Chapitre 18: Viens danser!
- Maman, j'y vais!
- Ok mais rappelles-toi, tu as la permission de minuit et demi! Et si jamais tu risques d'avoir du retard, tu m'envoies un message!
Pendant ce temps, j'enfile une paire de ballerines noires vernies. Malgré le fait que je ne les mette pas beaucoup, je les adore. Ça était le dernier cadeau que mon grand-père m'est fait. Elles sont plates et simples. En un mot: parfaites.

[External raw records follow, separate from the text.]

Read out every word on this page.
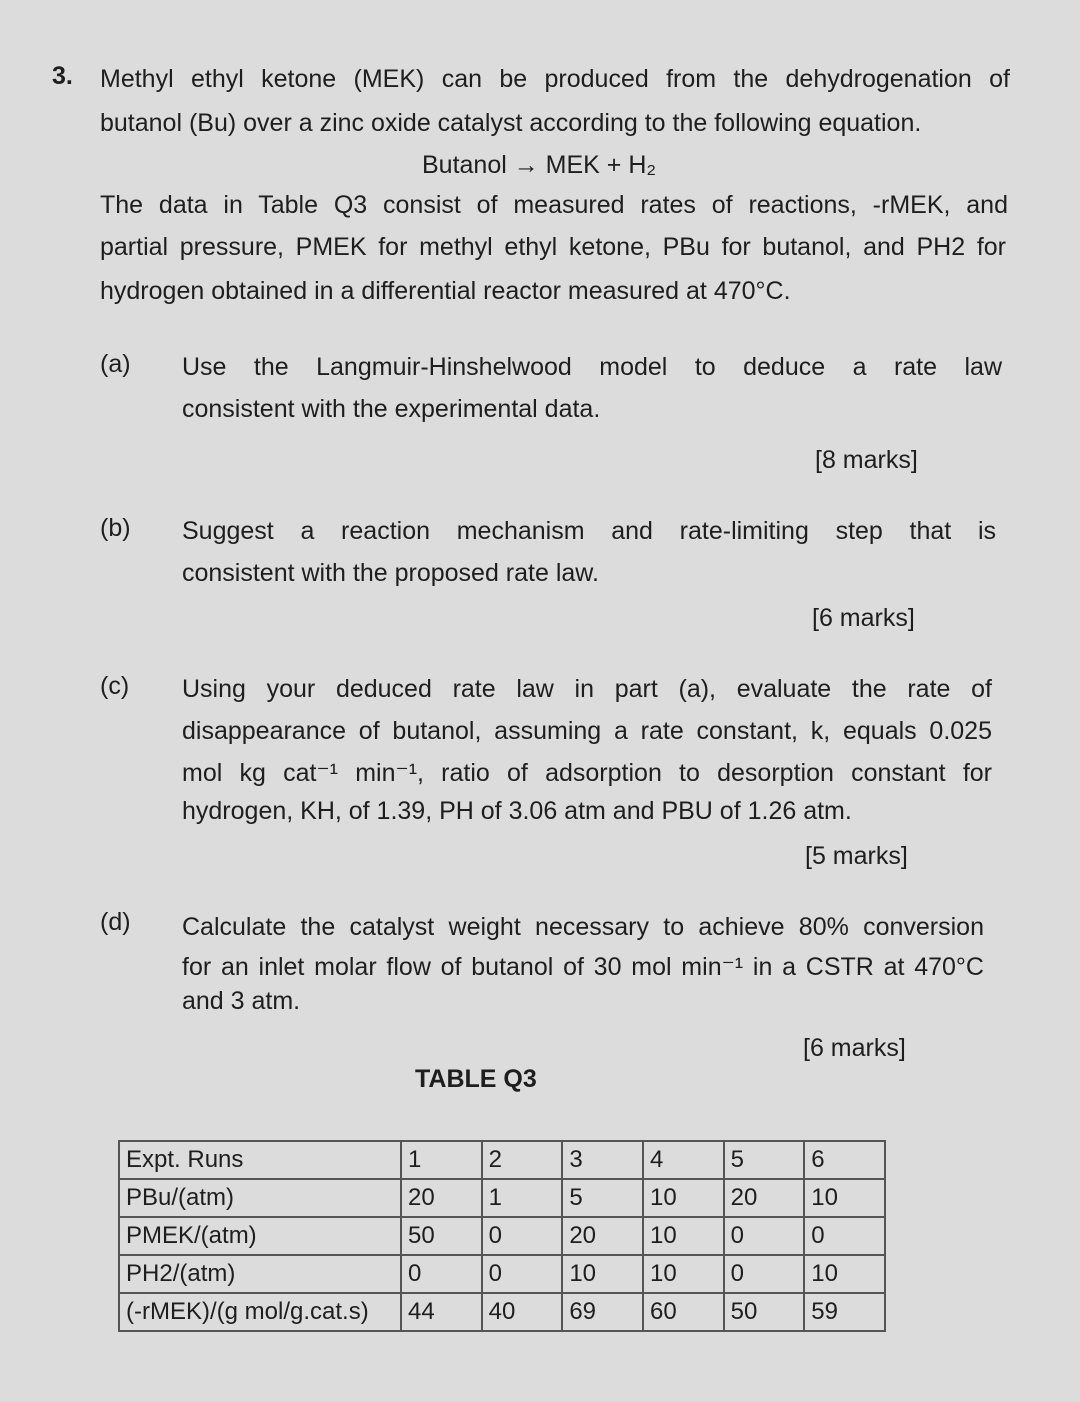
3. Methyl ethyl ketone (MEK) can be produced from the dehydrogenation of
butanol (Bu) over a zinc oxide catalyst according to the following equation.
Butanol → MEK + H₂
The data in Table Q3 consist of measured rates of reactions, -rMEK, and
partial pressure, PMEK for methyl ethyl ketone, PBu for butanol, and PH2 for
hydrogen obtained in a differential reactor measured at 470°C.
(a) Use the Langmuir-Hinshelwood model to deduce a rate law
consistent with the experimental data.
[8 marks]
(b) Suggest a reaction mechanism and rate-limiting step that is
consistent with the proposed rate law.
[6 marks]
(c) Using your deduced rate law in part (a), evaluate the rate of
disappearance of butanol, assuming a rate constant, k, equals 0.025
mol kg cat⁻¹ min⁻¹, ratio of adsorption to desorption constant for
hydrogen, KH, of 1.39, PH of 3.06 atm and PBU of 1.26 atm.
[5 marks]
(d) Calculate the catalyst weight necessary to achieve 80% conversion
for an inlet molar flow of butanol of 30 mol min⁻¹ in a CSTR at 470°C
and 3 atm.
[6 marks]
TABLE Q3
Expt. Runs	1	2	3	4	5	6
PBu/(atm)	20	1	5	10	20	10
PMEK/(atm)	50	0	20	10	0	0
PH2/(atm)	0	0	10	10	0	10
(-rMEK)/(g mol/g.cat.s)	44	40	69	60	50	59
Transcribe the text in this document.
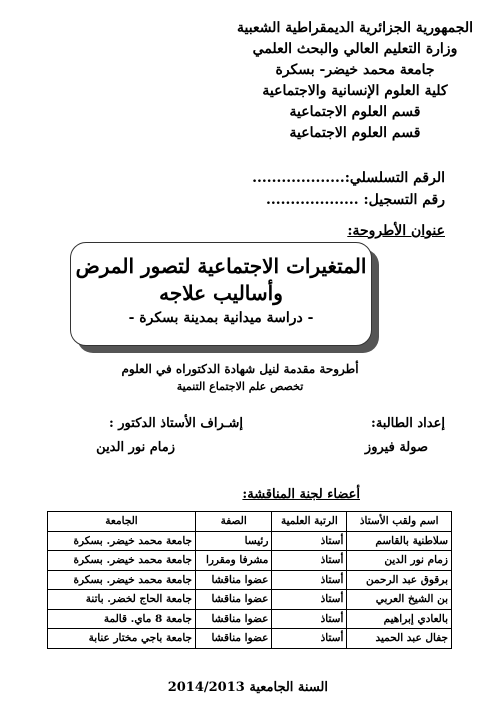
الجمهورية الجزائرية الديمقراطية الشعبية
وزارة التعليم العالي والبحث العلمي
جامعة محمد خيضر- بسكرة
كلية العلوم الإنسانية والاجتماعية
قسم العلوم الاجتماعية
قسم العلوم الاجتماعية
الرقم التسلسلي:...................
رقم التسجيل: ...................
عنوان الأطروحة:
المتغيرات الاجتماعية لتصور المرض
وأساليب علاجه
- دراسة ميدانية بمدينة بسكرة -
أطروحة مقدمة لنيل شهادة الدكتوراه في العلوم
تخصص علم الاجتماع التنمية
إعداد الطالبة:
صولة فيروز
إشـراف الأستاذ الدكتور :
زمام نور الدين
أعضاء لجنة المناقشة:
اسم ولقب الأستاذ	الرتبة العلمية	الصفة	الجامعة
سلاطنية بالقاسم	أستاذ	رئيسا	جامعة محمد خيضر. بسكرة
زمام نور الدين	أستاذ	مشرفا ومقررا	جامعة محمد خيضر. بسكرة
برقوق عبد الرحمن	أستاذ	عضوا مناقشا	جامعة محمد خيضر. بسكرة
بن الشيخ العربي	أستاذ	عضوا مناقشا	جامعة الحاج لخضر. باتنة
بالعادي إبراهيم	أستاذ	عضوا مناقشا	جامعة 8 ماي. قالمة
جفال عبد الحميد	أستاذ	عضوا مناقشا	جامعة باجي مختار عنابة
السنة الجامعية 2014/2013
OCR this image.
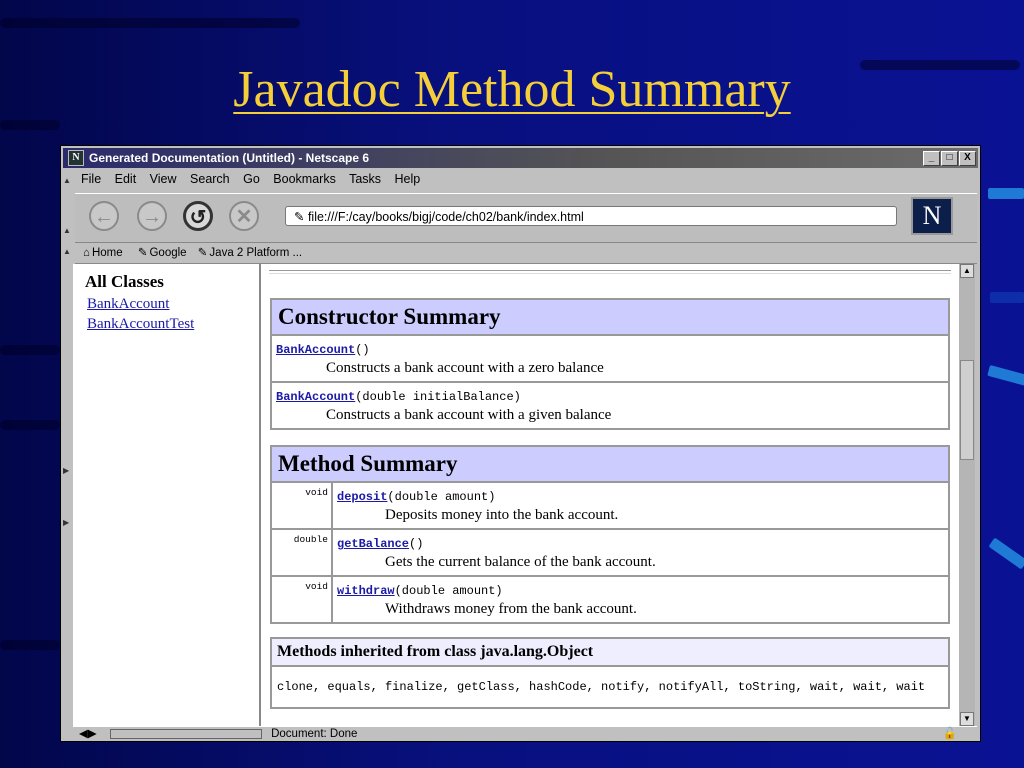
Javadoc Method Summary
N Generated Documentation (Untitled) - Netscape 6	_	□	X
▲ File Edit View Search Go Bookmarks Tasks Help
▲
← →	↺	✕	✎ file:///F:/cay/books/bigj/code/ch02/bank/index.html	N
▲	⌂ Home ✎ Google ✎ Java 2 Platform ...
▶
▶
All Classes
BankAccount
BankAccountTest	Constructor Summary

BankAccount()
Constructs a bank account with a zero balance

BankAccount(double initialBalance)
Constructs a bank account with a given balance
Method Summary	
void	deposit(double amount)
Deposits money into the bank account.

double	getBalance()
Gets the current balance of the bank account.

void	withdraw(double amount)
Withdraws money from the bank account.
Methods inherited from class java.lang.Object
clone, equals, finalize, getClass, hashCode, notify, notifyAll, toString, wait, wait, wait
▲
▼
◀▶	Document: Done	🔓
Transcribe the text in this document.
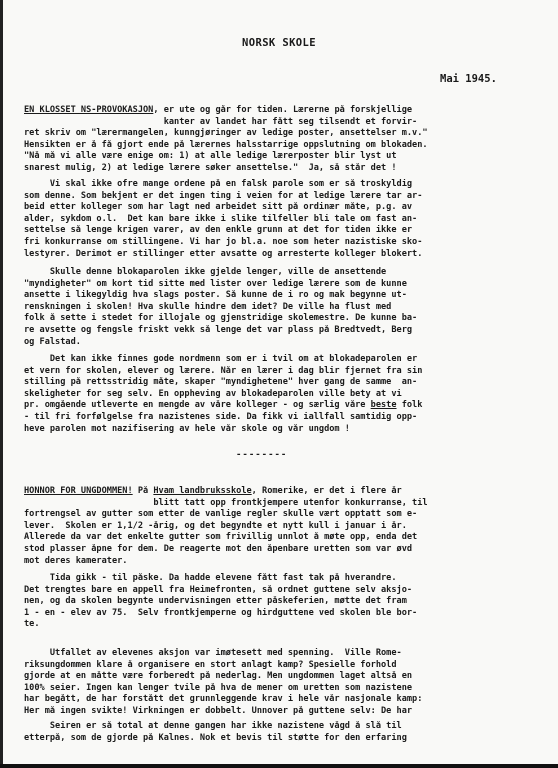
NORSK SKOLE
Mai 1945.
EN KLOSSET NS-PROVOKASJON, er ute og går for tiden. Lærerne på forskjellige
kanter av landet har fått seg tilsendt et forvir-
ret skriv om "lærermangelen, kunngjøringer av ledige poster, ansettelser m.v."
Hensikten er å få gjort ende på lærernes halsstarrige oppslutning om blokaden.
"Nå må vi alle være enige om: 1) at alle ledige lærerposter blir lyst ut
snarest mulig, 2) at ledige lærere søker ansettelse."  Ja, så står det !
Vi skal ikke ofre mange ordene på en falsk parole som er så troskyldig
som denne. Som bekjent er det ingen ting i veien for at ledige lærere tar ar-
beid etter kolleger som har lagt ned arbeidet sitt på ordinær måte, p.g. av
alder, sykdom o.l.  Det kan bare ikke i slike tilfeller bli tale om fast an-
settelse så lenge krigen varer, av den enkle grunn at det for tiden ikke er
fri konkurranse om stillingene. Vi har jo bl.a. noe som heter nazistiske sko-
lestyrer. Derimot er stillinger etter avsatte og arresterte kolleger blokert.
Skulle denne blokaparolen ikke gjelde lenger, ville de ansettende
"myndigheter" om kort tid sitte med lister over ledige lærere som de kunne
ansette i likegyldig hva slags poster. Så kunne de i ro og mak begynne ut-
renskningen i skolen! Hva skulle hindre dem idet? De ville ha flust med
folk å sette i stedet for illojale og gjenstridige skolemestre. De kunne ba-
re avsette og fengsle friskt vekk så lenge det var plass på Bredtvedt, Berg
og Falstad.
Det kan ikke finnes gode nordmenn som er i tvil om at blokadeparolen er
et vern for skolen, elever og lærere. Når en lærer i dag blir fjernet fra sin
stilling på rettsstridig måte, skaper "myndighetene" hver gang de samme  an-
skeligheter for seg selv. En oppheving av blokadeparolen ville bety at vi
pr. omgående utleverte en mengde av våre kolleger - og særlig våre beste folk
- til fri forfølgelse fra nazistenes side. Da fikk vi iallfall samtidig opp-
heve parolen mot nazifisering av hele vår skole og vår ungdom !
--------
HONNÖR FOR UNGDOMMEN! På Hvam landbruksskole, Romerike, er det i flere år
blitt tatt opp frontkjempere utenfor konkurranse, til
fortrengsel av gutter som etter de vanlige regler skulle vært opptatt som e-
lever.  Skolen er 1,1/2 -årig, og det begyndte et nytt kull i januar i år.
Allerede da var det enkelte gutter som frivillig unnlot å møte opp, enda det
stod plasser åpne for dem. De reagerte mot den åpenbare uretten som var øvd
mot deres kamerater.
Tida gikk - til påske. Da hadde elevene fått fast tak på hverandre.
Det trengtes bare en appell fra Heimefronten, så ordnet guttene selv aksjo-
nen, og da skolen begynte undervisningen etter påskeferien, møtte det fram
1 - en - elev av 75.  Selv frontkjemperne og hirdguttene ved skolen ble bor-
te.
Utfallet av elevenes aksjon var imøtesett med spenning.  Ville Rome-
riksungdommen klare å organisere en stort anlagt kamp? Spesielle forhold
gjorde at en måtte være forberedt på nederlag. Men ungdommen laget altså en
100% seier. Ingen kan lenger tvile på hva de mener om uretten som nazistene
har begått, de har forstått det grunnleggende krav i hele vår nasjonale kamp:
Her må ingen svikte! Virkningen er dobbelt. Unnover på guttene selv: De har
Seiren er så total at denne gangen har ikke nazistene vågd å slå til
etterpå, som de gjorde på Kalnes. Nok et bevis til støtte for den erfaring
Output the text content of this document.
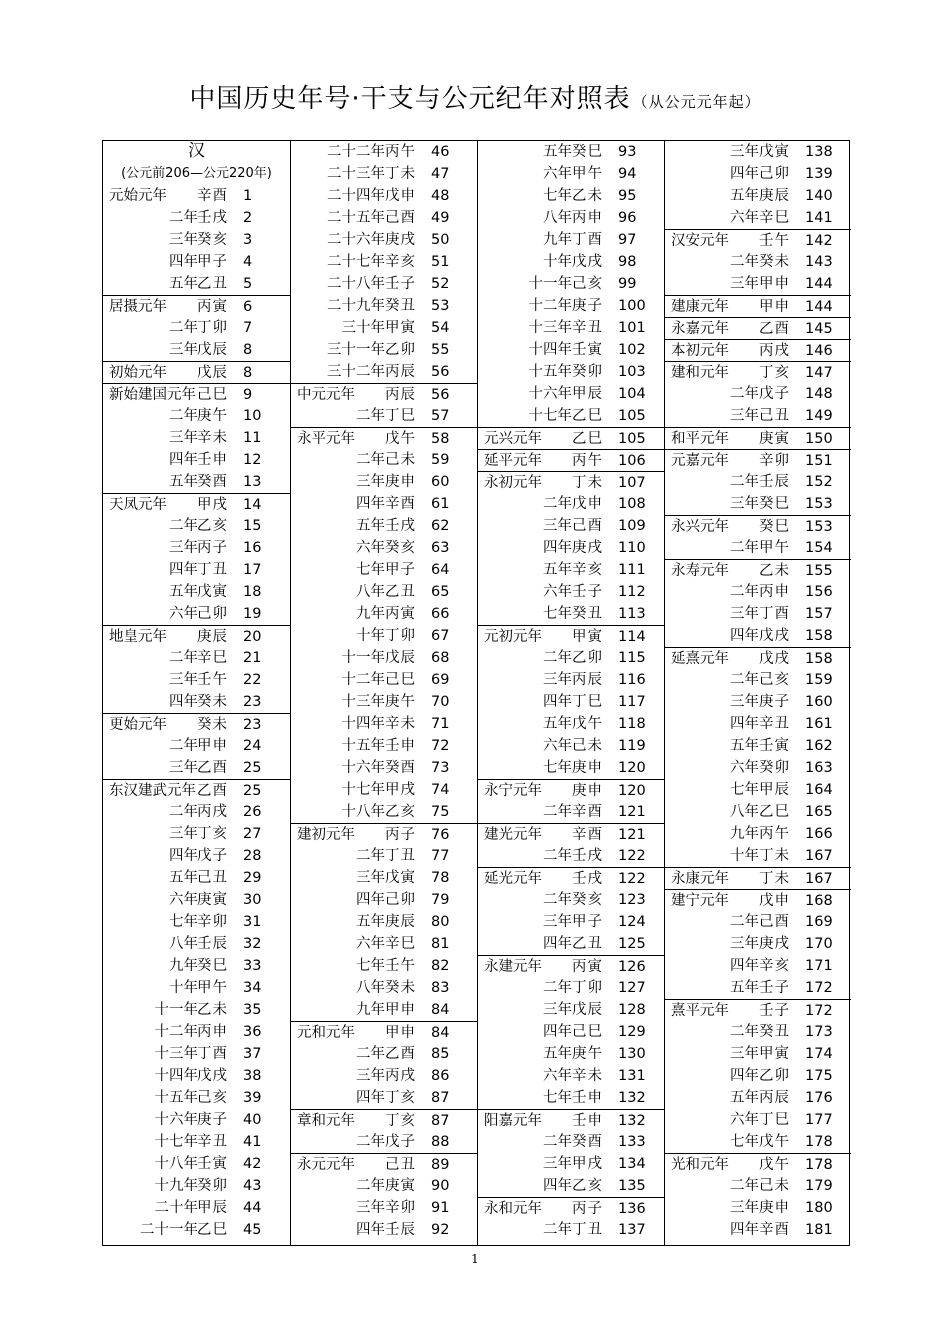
中国历史年号·干支与公元纪年对照表 （从公元元年起）
汉
(公元前206—公元220年)
元始元年 辛酉 1
二年 壬戌 2
三年 癸亥 3
四年 甲子 4
五年 乙丑 5
居摄元年 丙寅 6
二年 丁卯 7
三年 戊辰 8
初始元年 戊辰 8
新始建国元年 己巳 9
二年 庚午 10
三年 辛未 11
四年 壬申 12
五年 癸酉 13
天凤元年 甲戌 14
二年 乙亥 15
三年 丙子 16
四年 丁丑 17
五年 戊寅 18
六年 己卯 19
地皇元年 庚辰 20
二年 辛巳 21
三年 壬午 22
四年 癸未 23
更始元年 癸未 23
二年 甲申 24
三年 乙酉 25
东汉建武元年 乙酉 25
二年 丙戌 26
三年 丁亥 27
四年 戊子 28
五年 己丑 29
六年 庚寅 30
七年 辛卯 31
八年 壬辰 32
九年 癸巳 33
十年 甲午 34
十一年 乙未 35
十二年 丙申 36
十三年 丁酉 37
十四年 戊戌 38
十五年 己亥 39
十六年 庚子 40
十七年 辛丑 41
十八年 壬寅 42
十九年 癸卯 43
二十年 甲辰 44
二十一年 乙巳 45
二十二年 丙午 46
二十三年 丁未 47
二十四年 戊申 48
二十五年 己酉 49
二十六年 庚戌 50
二十七年 辛亥 51
二十八年 壬子 52
二十九年 癸丑 53
三十年 甲寅 54
三十一年 乙卯 55
三十二年 丙辰 56
中元元年 丙辰 56
二年 丁巳 57
永平元年 戊午 58
二年 己未 59
三年 庚申 60
四年 辛酉 61
五年 壬戌 62
六年 癸亥 63
七年 甲子 64
八年 乙丑 65
九年 丙寅 66
十年 丁卯 67
十一年 戊辰 68
十二年 己巳 69
十三年 庚午 70
十四年 辛未 71
十五年 壬申 72
十六年 癸酉 73
十七年 甲戌 74
十八年 乙亥 75
建初元年 丙子 76
二年 丁丑 77
三年 戊寅 78
四年 己卯 79
五年 庚辰 80
六年 辛巳 81
七年 壬午 82
八年 癸未 83
九年 甲申 84
元和元年 甲申 84
二年 乙酉 85
三年 丙戌 86
四年 丁亥 87
章和元年 丁亥 87
二年 戊子 88
永元元年 己丑 89
二年 庚寅 90
三年 辛卯 91
四年 壬辰 92
五年 癸巳 93
六年 甲午 94
七年 乙未 95
八年 丙申 96
九年 丁酉 97
十年 戊戌 98
十一年 己亥 99
十二年 庚子 100
十三年 辛丑 101
十四年 壬寅 102
十五年 癸卯 103
十六年 甲辰 104
十七年 乙巳 105
元兴元年 乙巳 105
延平元年 丙午 106
永初元年 丁未 107
二年 戊申 108
三年 己酉 109
四年 庚戌 110
五年 辛亥 111
六年 壬子 112
七年 癸丑 113
元初元年 甲寅 114
二年 乙卯 115
三年 丙辰 116
四年 丁巳 117
五年 戊午 118
六年 己未 119
七年 庚申 120
永宁元年 庚申 120
二年 辛酉 121
建光元年 辛酉 121
二年 壬戌 122
延光元年 壬戌 122
二年 癸亥 123
三年 甲子 124
四年 乙丑 125
永建元年 丙寅 126
二年 丁卯 127
三年 戊辰 128
四年 己巳 129
五年 庚午 130
六年 辛未 131
七年 壬申 132
阳嘉元年 壬申 132
二年 癸酉 133
三年 甲戌 134
四年 乙亥 135
永和元年 丙子 136
二年 丁丑 137
三年 戊寅 138
四年 己卯 139
五年 庚辰 140
六年 辛巳 141
汉安元年 壬午 142
二年 癸未 143
三年 甲申 144
建康元年 甲申 144
永嘉元年 乙酉 145
本初元年 丙戌 146
建和元年 丁亥 147
二年 戊子 148
三年 己丑 149
和平元年 庚寅 150
元嘉元年 辛卯 151
二年 壬辰 152
三年 癸巳 153
永兴元年 癸巳 153
二年 甲午 154
永寿元年 乙未 155
二年 丙申 156
三年 丁酉 157
四年 戊戌 158
延熹元年 戊戌 158
二年 己亥 159
三年 庚子 160
四年 辛丑 161
五年 壬寅 162
六年 癸卯 163
七年 甲辰 164
八年 乙巳 165
九年 丙午 166
十年 丁未 167
永康元年 丁未 167
建宁元年 戊申 168
二年 己酉 169
三年 庚戌 170
四年 辛亥 171
五年 壬子 172
熹平元年 壬子 172
二年 癸丑 173
三年 甲寅 174
四年 乙卯 175
五年 丙辰 176
六年 丁巳 177
七年 戊午 178
光和元年 戊午 178
二年 己未 179
三年 庚申 180
四年 辛酉 181
1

Alors que je mets sur le dos ma veste en jean, mon téléphone sonne.
- Allô Jeanne?
- Oui, dépêches-toi, on t'attend en bas!
- Ok j'arrive!
Je m'empare de ma pochette blanche, récent cadeau de Sébastien, avant de partir embrasser ma mère. Je lui plante un baiser sur le front alors qu'elle téléphone à Paul. Elle me fait un petit signe de la main avant de reprendre sa discussion avec son nouveau copain.
Au moment où j'ouvre la porte, Garfield tente de passer entre mes jambes pour s'échapper. Je l'attrape par la peau du coup et embrasse sa petite tête plate.
- Où tu crois aller comme ça? Ce soir, c'est moi qui fais la fête, pas toi!
Je le repose à l'intérieur avant de refermer à clé derrière moi. Tandis que je glisse mon trousseau dans ma pochette, je vérifie que j'ai bien tout ce qu'il me faut: de l'argent au cas où je doive rentrer en taxi, mon téléphone, des kleenex, des Dolipranes, des pansements, des chewing-gums à la fraise... Tout à l'air en place.
Je descends les marches rapidement, le coeur léger. Ce soir, c'est ma première fête. Ce soir, je vais aller danser.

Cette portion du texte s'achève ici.